Mon univers

Claire Falconnet, Céramiste dompteuse de la terre du volcan

Née dans la montagne Bourbonnaise d’une maman espagnole et d’un papa français, Claire se spécialise dès l’obtention de son diplôme dans la conception de grosses pièces et l’art de fabriquer ses propres glaçures.
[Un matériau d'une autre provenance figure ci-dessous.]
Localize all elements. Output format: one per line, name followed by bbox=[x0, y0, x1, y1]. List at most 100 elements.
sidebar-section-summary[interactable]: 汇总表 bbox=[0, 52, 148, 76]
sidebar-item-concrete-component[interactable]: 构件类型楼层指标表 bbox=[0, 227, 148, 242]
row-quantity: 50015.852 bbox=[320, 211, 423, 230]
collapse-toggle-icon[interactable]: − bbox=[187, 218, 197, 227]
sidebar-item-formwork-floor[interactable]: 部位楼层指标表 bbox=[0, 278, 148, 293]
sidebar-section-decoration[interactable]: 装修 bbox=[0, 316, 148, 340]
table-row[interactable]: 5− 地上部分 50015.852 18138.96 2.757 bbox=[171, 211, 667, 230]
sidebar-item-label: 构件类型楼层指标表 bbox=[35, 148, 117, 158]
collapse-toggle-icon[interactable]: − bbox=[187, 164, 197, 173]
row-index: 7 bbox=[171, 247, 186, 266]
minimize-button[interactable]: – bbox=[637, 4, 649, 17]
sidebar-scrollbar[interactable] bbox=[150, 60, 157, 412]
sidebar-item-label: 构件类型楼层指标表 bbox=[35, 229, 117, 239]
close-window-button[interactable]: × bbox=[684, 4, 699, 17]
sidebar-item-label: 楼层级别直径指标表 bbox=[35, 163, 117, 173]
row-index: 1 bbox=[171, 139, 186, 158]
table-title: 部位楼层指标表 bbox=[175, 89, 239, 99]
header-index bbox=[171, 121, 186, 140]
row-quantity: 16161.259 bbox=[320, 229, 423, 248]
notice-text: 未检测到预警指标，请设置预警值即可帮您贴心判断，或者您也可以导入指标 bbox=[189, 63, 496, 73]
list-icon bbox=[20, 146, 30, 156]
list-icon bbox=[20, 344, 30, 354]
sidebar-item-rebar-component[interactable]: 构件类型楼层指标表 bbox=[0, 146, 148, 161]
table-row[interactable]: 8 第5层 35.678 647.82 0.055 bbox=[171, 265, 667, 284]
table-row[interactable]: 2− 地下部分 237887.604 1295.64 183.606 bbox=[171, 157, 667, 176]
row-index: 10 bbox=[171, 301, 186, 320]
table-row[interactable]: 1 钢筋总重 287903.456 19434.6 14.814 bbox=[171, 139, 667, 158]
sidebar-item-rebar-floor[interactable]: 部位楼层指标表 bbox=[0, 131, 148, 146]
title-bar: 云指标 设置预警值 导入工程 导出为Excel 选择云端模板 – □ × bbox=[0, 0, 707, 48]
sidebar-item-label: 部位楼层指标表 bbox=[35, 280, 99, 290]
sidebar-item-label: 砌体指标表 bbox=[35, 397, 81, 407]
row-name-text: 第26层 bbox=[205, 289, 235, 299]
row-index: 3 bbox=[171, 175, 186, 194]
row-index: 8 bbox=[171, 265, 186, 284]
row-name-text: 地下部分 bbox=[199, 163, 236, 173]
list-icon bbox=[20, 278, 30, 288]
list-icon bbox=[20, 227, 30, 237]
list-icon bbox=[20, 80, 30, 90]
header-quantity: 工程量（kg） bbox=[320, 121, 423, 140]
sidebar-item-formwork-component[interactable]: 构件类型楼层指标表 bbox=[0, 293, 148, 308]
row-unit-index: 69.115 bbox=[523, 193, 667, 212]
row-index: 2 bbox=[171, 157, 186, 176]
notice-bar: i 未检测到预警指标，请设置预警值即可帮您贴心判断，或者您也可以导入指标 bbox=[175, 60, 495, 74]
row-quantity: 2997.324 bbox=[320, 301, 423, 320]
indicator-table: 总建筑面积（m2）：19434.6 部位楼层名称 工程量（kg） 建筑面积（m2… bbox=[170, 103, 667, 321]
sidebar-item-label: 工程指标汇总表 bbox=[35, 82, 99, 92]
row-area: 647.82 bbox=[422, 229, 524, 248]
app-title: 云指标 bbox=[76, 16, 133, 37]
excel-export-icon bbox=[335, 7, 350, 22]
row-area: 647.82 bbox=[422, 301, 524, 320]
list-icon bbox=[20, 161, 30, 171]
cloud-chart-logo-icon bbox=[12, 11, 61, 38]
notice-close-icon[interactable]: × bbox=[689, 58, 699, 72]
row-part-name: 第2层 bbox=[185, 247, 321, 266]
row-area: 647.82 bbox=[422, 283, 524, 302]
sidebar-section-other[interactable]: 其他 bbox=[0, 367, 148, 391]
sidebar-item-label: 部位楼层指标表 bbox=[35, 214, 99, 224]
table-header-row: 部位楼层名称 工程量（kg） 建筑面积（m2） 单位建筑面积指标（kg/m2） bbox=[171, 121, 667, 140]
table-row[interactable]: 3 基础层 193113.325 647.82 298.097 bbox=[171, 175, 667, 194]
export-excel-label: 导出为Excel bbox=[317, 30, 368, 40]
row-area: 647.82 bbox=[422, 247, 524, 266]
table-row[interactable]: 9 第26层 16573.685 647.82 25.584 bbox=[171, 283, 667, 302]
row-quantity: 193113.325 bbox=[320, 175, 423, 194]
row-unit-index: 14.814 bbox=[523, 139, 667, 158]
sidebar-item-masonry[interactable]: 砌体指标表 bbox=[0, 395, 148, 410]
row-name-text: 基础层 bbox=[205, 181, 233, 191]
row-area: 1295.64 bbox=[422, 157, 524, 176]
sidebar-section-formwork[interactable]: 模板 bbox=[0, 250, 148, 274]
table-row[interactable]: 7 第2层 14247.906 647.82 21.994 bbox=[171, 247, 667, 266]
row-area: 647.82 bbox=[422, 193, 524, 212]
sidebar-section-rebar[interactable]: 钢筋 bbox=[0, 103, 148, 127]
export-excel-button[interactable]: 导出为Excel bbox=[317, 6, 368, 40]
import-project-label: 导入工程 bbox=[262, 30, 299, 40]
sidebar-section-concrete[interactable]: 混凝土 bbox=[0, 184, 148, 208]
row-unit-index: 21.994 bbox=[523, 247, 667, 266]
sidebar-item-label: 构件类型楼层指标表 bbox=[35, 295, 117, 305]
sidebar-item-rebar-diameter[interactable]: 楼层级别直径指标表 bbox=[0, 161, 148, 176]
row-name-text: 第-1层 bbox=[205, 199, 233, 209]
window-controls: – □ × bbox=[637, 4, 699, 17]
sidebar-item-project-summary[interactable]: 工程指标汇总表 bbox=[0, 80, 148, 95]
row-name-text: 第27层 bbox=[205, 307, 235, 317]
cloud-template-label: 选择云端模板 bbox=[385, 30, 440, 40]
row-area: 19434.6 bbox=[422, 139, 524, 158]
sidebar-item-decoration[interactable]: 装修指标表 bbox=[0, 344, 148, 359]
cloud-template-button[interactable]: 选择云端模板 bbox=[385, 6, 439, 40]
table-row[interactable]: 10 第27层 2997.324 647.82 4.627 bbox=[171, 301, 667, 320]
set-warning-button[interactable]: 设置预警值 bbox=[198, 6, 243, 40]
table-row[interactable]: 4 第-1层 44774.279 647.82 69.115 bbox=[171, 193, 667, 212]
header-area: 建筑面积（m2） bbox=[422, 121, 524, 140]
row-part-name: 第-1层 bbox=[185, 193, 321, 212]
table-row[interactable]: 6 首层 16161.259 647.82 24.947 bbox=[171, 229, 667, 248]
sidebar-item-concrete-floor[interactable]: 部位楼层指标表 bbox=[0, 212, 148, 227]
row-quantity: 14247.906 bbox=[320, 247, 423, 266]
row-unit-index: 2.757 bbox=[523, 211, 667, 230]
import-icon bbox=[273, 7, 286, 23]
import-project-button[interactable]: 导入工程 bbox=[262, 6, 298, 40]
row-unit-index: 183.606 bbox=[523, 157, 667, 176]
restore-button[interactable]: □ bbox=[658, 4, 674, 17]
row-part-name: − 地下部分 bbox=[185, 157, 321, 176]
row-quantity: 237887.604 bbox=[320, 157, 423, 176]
C’est en 2004 qu’elle arrive à l’île de la Réunion, puis elle monte son atelier « l’Antre ô pots » à l’Entre-Deux, petit village de l’île.

Tourner :

« l’acte de percevoir et de communiquer son propre centre à la forme tournée, toucher la terre me relie au réel ».

La métamorphose de la terre : l’eau, l’air et le feu sont les éléments primaires sur lesquels elle fonde ses recherches : tourner est pour elle « l’acte de percevoir et de communiquer son propre centre à la forme tournée, toucher la terre me relie au réel ».

L’objet

« j’accompagne, je mets la personne en situation de découvrir ce qui peut se passer dans la rencontre avec l’argile ».

L’objet : l’objet qu’elle propose résulte d’un investissement subjectif et porte une histoire dont il est l’expression.

La transmission : est fondée sur la conviction du pouvoir profondément transformateur du travail de l’argile et sur la nécessité de partager l’expérience issue de son vécu de céramiste.

La matière

« Pour mes émaux, j’ai effectué une recherche sur ce que m’offre mon environnement, et je l’intègre à mon travail »

La matière : Ses matières premières sont la cendre de goyavier, le rouge de cuivre sur basalte, chaux de Saint Leu, et terre de l’entre deux.

Le céladon (la couleur jade), est un émail résultant de ses recherches autour de la cendre de goyavier. La profondeur de cet émail évoque les vastes étendues de forêt primaire de son île.

Le bleu turquoise et le bleu outremer ont étés fabriqués avec le corail transformé, trouvé dans les vestiges des fours à chaux de saint Leu. Ces couleurs intenses sont à l’image du lagon et du grand large réunionnais.

Le noir tenmoku est le résultat de la fusion du basalte issu du volcan qui enchante les paysages de l’île.

La terre peï utilisée en surface de la pièce évoque l’érosion des falaises abruptes du paysage local.

Le rouge de cuivre révèle la force des cuissons au gaz en réduction, elle symbolise la puissance de la lave en éruption.